[Coco] Model Railroading with a CoCo... WAS I'm grilling in January in shorts and no shirt.....

George Ramsower georgeramsower at gmail.com
Tue Jan 8 21:35:46 EST 2008


----- Original Message ----- 
From: "Aaron Banerjee"
<snip>

> I was wondering if anyone had ever worked with pulse encoders -- like the 
> kind pulse telephones use.  I'm working on finding new and unique ways to 
> connect a coco to a model railroad...
>
>                   - Aaron

 Aaron,

  I've pondered and studied using a Coco to run a model railroad for years. 
Studied the internet and even have a small N-Scale layout just for testing 
some ideas.
  I wanted a way to identify the location of two locomotives on the layout 
so I could make them operate on the same track without colliding.

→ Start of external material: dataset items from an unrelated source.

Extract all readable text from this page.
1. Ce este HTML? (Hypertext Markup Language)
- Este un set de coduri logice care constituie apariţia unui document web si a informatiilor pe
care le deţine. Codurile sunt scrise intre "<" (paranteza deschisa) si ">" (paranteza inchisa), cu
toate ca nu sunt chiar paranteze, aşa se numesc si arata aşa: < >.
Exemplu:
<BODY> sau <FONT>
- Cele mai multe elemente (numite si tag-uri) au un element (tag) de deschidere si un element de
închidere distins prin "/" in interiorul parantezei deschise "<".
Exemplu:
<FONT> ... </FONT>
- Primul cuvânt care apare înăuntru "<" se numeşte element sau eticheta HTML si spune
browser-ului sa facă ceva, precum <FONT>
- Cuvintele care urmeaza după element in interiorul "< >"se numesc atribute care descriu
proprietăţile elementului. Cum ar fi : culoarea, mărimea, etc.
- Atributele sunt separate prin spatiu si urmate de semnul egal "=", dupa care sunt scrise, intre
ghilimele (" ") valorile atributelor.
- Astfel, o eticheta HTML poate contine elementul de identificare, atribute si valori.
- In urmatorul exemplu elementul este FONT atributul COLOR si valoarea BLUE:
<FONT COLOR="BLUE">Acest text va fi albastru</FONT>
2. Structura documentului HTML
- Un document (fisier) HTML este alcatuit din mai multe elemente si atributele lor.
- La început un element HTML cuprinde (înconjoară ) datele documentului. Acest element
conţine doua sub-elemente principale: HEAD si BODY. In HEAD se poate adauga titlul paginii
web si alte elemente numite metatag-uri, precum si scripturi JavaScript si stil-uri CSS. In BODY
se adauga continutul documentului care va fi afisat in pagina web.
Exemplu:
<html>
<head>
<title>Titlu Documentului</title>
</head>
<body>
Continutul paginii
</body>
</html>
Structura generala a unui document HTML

The 
problem is identifying which loco is which when they cross over detectors. 
There are devices today that can do that and report back to the computer the 
info.
  I can't imagine how a dial pulse could help with this, unless you are 
thinking of using pulses to control speed and direction. If this is your 
intent, then you may be on the right track. Today, Pulse Width Modulation 
(PWM) is the way to go.
 To control speed and direction with PWM, you can make a loco go so slow, 
you can't even see it moving. It's speed is almost always constant 
regardless of the load as PWM uses the full voltage potential with each 
pulse. The longer pulse on time and shorter off times makes the loco go 
faster. The high voltage pulses will burn through poor connections on the 
wheels that make the electical connections and result in a more reliable 
drive over not so perfect rails.
 I started playing with PWM back in the seventies and I loved it. Would 
never go back to variable voltage DC again.
 What was you original thinking on this subject?